On the 97th anniversary of the Triangle Shirtwaist Factory Fire, I participated in the CHALK project, marking four sites where Italian victims lived.
I was given four names. Rosie Bassino, of 57 West Houston Street, died at 31. Rosie Grosso of 174 Thompson Street, died at 16. Millie Prato of 93 Macdougal, died at 21. Irene Grameatassio of 6 Bedford St, died at 24. I took my street chalk and got to work. My mom packed me a fried eggpant sandwich, saying, "it doesn't have gravy," as she made her of
fering as I readied to walk out the door.
Macdougal Street. Nobody bothered me as they stepped past what I was doing outside Millie's old house. There was blood spattered on the concrete and I chalked over and around the blood embellished sidewalk: Millie Prato 1897-1911, and the word "pace." The bloodstains reminded me of my mother's upstairs neighbor, Erica Dituri, who died on Saint Patrick's day, just a few days ago. I was the one who found her dead on her living room floor. Now her carpet holds the blood from her head that hit the coffee table after the heart attack, and a few feet down the carpet is ashes; Erica died smoking. Her heavy body put out the lit cigarette. "You people have no idea how lucky you are," said the cop, "this whole building could have went up in flames."
I saw that chalking these women's names, a day after Good Friday, was a journey for me to remember them, and to remember my own dead, and to consider my own fragility in this economy and this city, the city as Italo Calvino wrote that "would eat your children," in his writings about Saint George slaying the dragon, and how the city becomes the dragon. and in a way my children are slain as is my housing, and breathing. The firey breath of the city in which we walk our walk, "del cammin di nostra vita..." -- "yes I said yes I said yes"
Thompson Street. Little Rosie's house is still there, the fire escapes intact and beautifully wrought. I wished she had had them at the factory. I shouted "Rosie!!" three times up at the building, and chalked her name outside the door. I handed chalk to two passers-by who stopped to inquire. One, a Mexican student, and the other a Bronx Jew who had bought her apartment "at the right time," she said, bemoaning the neighborhood and what NYU was doing to it, "disgusting architecture," she said in her tight black feathery fur, chalking, "NYU HONOR THESE GIRLS !!" exacerbating the feeling of a cultural burying as NYU expands, turning what was The Village, into a kind of college town. Outiside The Village Voice building on Lafayette hangs a long banner asking "Where did all the junkies go?" The woman in black feathers mumbled the rumour that NYU is encroaching on Washington Square Park next, reducing the public space. The Mexican student drew a star and cried, speaking to me in a combination of Spanish and Italian; we communicated something to the effect of -- somewhere someone in your family, in my family, --is fragile.

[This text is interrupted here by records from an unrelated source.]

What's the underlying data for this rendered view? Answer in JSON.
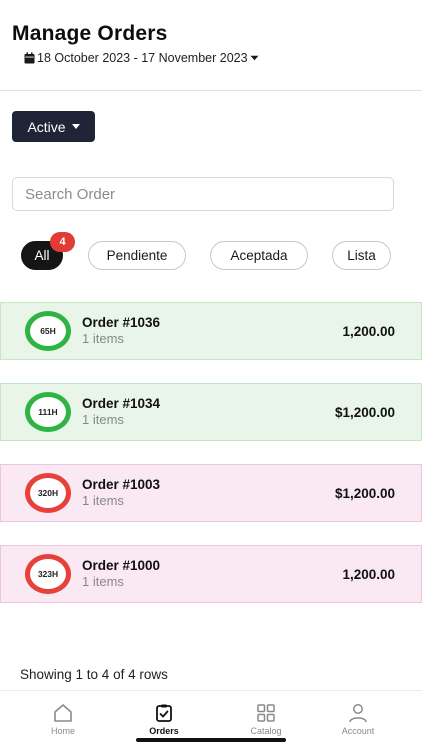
{
  "header": {
    "title": "Manage Orders",
    "date_range": "18 October 2023 - 17 November 2023"
  },
  "status_filter": {
    "label": "Active"
  },
  "search": {
    "placeholder": "Search Order",
    "value": ""
  },
  "filters": {
    "chips": [
      {
        "label": "All",
        "active": true,
        "badge": "4"
      },
      {
        "label": "Pendiente",
        "active": false
      },
      {
        "label": "Aceptada",
        "active": false
      },
      {
        "label": "Lista",
        "active": false
      }
    ]
  },
  "orders": [
    {
      "timer": "65H",
      "name": "Order #1036",
      "items": "1 items",
      "amount": "1,200.00",
      "status_color": "#2db443",
      "bg_color": "#e8f5e8"
    },
    {
      "timer": "111H",
      "name": "Order #1034",
      "items": "1 items",
      "amount": "$1,200.00",
      "status_color": "#2db443",
      "bg_color": "#e8f5e8"
    },
    {
      "timer": "320H",
      "name": "Order #1003",
      "items": "1 items",
      "amount": "$1,200.00",
      "status_color": "#e8403b",
      "bg_color": "#fae8f2"
    },
    {
      "timer": "323H",
      "name": "Order #1000",
      "items": "1 items",
      "amount": "1,200.00",
      "status_color": "#e8403b",
      "bg_color": "#fae8f2"
    }
  ],
  "pagination": {
    "summary": "Showing 1 to 4 of 4 rows"
  },
  "tabbar": {
    "tabs": [
      {
        "label": "Home",
        "icon": "home-icon",
        "active": false
      },
      {
        "label": "Orders",
        "icon": "clipboard-check-icon",
        "active": true
      },
      {
        "label": "Catalog",
        "icon": "grid-icon",
        "active": false
      },
      {
        "label": "Account",
        "icon": "user-icon",
        "active": false
      }
    ]
  },
  "colors": {
    "primary_dark": "#1f2537",
    "badge_red": "#e23a34"
  }
}
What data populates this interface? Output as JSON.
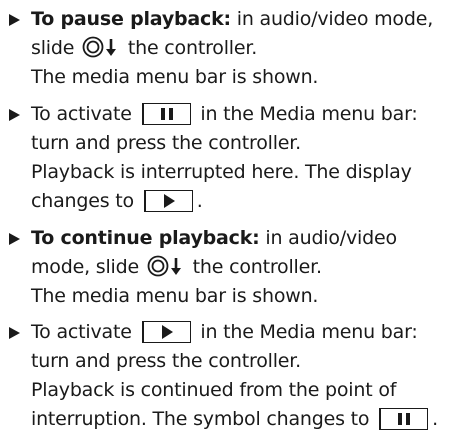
{
  "items": [
    {
      "lead": "To pause playback:",
      "l1_after": " in audio/video mode,",
      "l2_before": "slide ",
      "l2_after": " the controller.",
      "l3": "The media menu bar is shown."
    },
    {
      "l1_before": "To activate ",
      "l1_after": " in the Media menu bar:",
      "l2": "turn and press the controller.",
      "l3": "Playback is interrupted here. The display",
      "l4_before": "changes to ",
      "l4_after": "."
    },
    {
      "lead": "To continue playback:",
      "l1_after": " in audio/video",
      "l2_before": "mode, slide ",
      "l2_after": " the controller.",
      "l3": "The media menu bar is shown."
    },
    {
      "l1_before": "To activate ",
      "l1_after": " in the Media menu bar:",
      "l2": "turn and press the controller.",
      "l3": "Playback is continued from the point of",
      "l4_before": "interruption. The symbol changes to ",
      "l4_after": "."
    }
  ],
  "icons": {
    "bullet": "triangle-bullet-icon",
    "controller": "controller-slide-down-icon",
    "pause": "pause-icon",
    "play": "play-icon"
  },
  "colors": {
    "text": "#1a1a1a",
    "background": "#ffffff"
  }
}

I talked of the Bronx, my birthplace, of the fact I lost my Brooklyn apartment of 15 years a year ago, and was wondering if New York is for New Yorkers anymore. I put a flyer under one of four fist sized rocks I carried in my pocket and moved on. The flyer talked about the conditions under which the women perished, March 25th, 1911, with fire escapes falling, and elevator shaft free falls, and jumping to death, and being locked in the building, on fire.
I searched and searched amongst NYU buildings for the next address and never found it. What I did find was a fancy espresso shop at what would have been 57 West Houston, of the next Rosie, Rosie Bassino. Wow, the people looked well-heeled. I chalked her name and yelled ROSIE !!! up at the monolith building, placed my rock and moved on.
Irene Grameatassio's house had a beautiful brown three story countenance, still in the sun on Bedford Street. I opened the gate, placed the rock, chalked on the slate flatstone outside the door, and shouted "Grameatassio!!!" three times up at the building as if I were "calling for her," as we used to say in the Bronx, "I'll call for you." I thought the passers-by didn't hear shouting like this too often, and in a black leather bomber jacket and peddlder cap I felt like I was from a different century, from these factory worker womens' times, and I was sweating with the act of remembering, and getting down on my knees, and carrying rocks and marking the pavement.
Tomorrow is Easter, La Pasqua. I feel ready to eat, to feel being alive, and joined in the fragile lives particularly of women. Precious blood, images of angels catching precious blood from Christ's wounds in the golden cups surround me in churches, churches open for a week, and filled with more homeless folks stepping out of the wind on Good Friday. Ah, that's another blog.